Hoje, calhou de passar aqui. Entre Aguda e Miramar, ou vice versa. Neste espaço vazio - ou antes, na vegetação havia um templo, chamava-se mesmo assim. "Temple Beach". Da Margarida, mãe da Bárbara, hoje, avó. 

Caminhava-se por este passadiço, (imagino) já com novas tábuas, a porta envidraçada, a casa-de-banho, umas mesas típicas de bar de praia, e uns bancos altos no balcão.

Lembro-me de um final de tarde, um domingo - se não me falha a memória - de ter sido desafiado para um "cozy moment" só com guitarra e voz sem engenharia de som. Era um fim de tarde com o mar revolto, algumas gotas de chuva criavam uma melodia constante que nem uma bateria de jazz e as vassouras. 

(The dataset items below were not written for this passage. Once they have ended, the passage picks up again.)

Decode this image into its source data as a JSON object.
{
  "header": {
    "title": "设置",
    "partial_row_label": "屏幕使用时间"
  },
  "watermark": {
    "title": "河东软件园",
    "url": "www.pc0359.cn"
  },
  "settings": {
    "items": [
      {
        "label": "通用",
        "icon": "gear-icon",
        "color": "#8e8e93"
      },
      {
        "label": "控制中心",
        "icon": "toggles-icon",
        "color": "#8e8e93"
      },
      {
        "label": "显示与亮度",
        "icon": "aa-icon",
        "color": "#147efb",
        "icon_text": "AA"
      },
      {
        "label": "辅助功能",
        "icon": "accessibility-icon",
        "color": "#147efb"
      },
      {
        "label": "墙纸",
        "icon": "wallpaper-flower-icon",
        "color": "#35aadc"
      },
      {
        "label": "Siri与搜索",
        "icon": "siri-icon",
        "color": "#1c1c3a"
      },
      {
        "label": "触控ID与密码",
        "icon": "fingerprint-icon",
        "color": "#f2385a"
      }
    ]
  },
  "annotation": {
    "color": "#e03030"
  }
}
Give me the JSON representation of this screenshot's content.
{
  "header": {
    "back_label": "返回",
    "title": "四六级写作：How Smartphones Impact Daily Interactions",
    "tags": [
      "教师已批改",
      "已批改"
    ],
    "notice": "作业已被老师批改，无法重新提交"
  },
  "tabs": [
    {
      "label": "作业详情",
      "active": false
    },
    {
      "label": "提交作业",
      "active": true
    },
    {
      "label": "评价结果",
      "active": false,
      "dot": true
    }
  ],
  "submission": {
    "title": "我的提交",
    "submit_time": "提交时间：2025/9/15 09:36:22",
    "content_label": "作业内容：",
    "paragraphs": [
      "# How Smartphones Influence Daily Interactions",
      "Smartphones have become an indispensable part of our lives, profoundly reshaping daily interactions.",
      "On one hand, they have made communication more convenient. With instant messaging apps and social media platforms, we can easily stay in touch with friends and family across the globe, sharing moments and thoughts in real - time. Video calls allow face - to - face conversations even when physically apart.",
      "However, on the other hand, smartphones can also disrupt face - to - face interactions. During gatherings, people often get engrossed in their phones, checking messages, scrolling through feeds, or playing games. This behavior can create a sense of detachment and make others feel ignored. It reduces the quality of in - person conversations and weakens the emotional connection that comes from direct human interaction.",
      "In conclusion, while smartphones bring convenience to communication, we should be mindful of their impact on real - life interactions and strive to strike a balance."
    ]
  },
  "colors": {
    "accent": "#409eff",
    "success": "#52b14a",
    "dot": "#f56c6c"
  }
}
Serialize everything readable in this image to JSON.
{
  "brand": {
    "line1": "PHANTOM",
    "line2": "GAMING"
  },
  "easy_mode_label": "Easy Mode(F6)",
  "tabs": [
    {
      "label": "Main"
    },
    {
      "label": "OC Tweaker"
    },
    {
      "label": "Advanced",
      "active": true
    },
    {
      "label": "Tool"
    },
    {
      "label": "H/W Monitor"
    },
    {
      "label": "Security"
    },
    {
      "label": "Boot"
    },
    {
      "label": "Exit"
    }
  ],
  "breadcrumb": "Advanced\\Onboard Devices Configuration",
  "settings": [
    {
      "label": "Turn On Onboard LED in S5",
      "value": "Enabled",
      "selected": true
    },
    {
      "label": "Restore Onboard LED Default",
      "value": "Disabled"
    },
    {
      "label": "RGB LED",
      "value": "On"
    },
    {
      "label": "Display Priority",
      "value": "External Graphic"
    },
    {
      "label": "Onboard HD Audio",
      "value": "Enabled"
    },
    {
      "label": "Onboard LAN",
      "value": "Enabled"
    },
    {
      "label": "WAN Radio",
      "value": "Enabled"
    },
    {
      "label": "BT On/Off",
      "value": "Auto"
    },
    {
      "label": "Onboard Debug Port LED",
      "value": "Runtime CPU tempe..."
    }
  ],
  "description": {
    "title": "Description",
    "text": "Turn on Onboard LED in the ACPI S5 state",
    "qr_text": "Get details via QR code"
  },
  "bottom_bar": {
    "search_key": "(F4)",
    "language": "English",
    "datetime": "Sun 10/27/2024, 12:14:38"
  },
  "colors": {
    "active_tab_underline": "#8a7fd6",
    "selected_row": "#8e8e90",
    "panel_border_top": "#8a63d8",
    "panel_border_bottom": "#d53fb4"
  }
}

Meia dúzia de mesas ocupadas. Depois de um cover de Jorge Palma e D-Black, entoei "Noite e Madrugada", um dos meus originais. Os meus olhos fixaram-se numa mesa muito perto do palco, uma rapariga e o namorado transmitiam uma aura quase tão cinzenta como o tempo.

Ele disse qualquer coisa, ela pediu-lhe um minuto para ouvir o resto da canção. Nunca me tinha acontecido, ser o centro de atenções. Do refrão ao final foi uma viagem especial. Quando terminou a música, ele passou na caixa e pagou. Ela, deixou-se ficar uns segundos a olhar o mar.

Saíram com um minuto e meio de diferença. Antes de abrir a porta do bar, voltou-se para trás, sorriu-me, fez uma vénia. Agradeci, com um sorriso envergonhado.

Nunca mais a vi. 
Nem hoje, no bar da praia onde estou a escrever.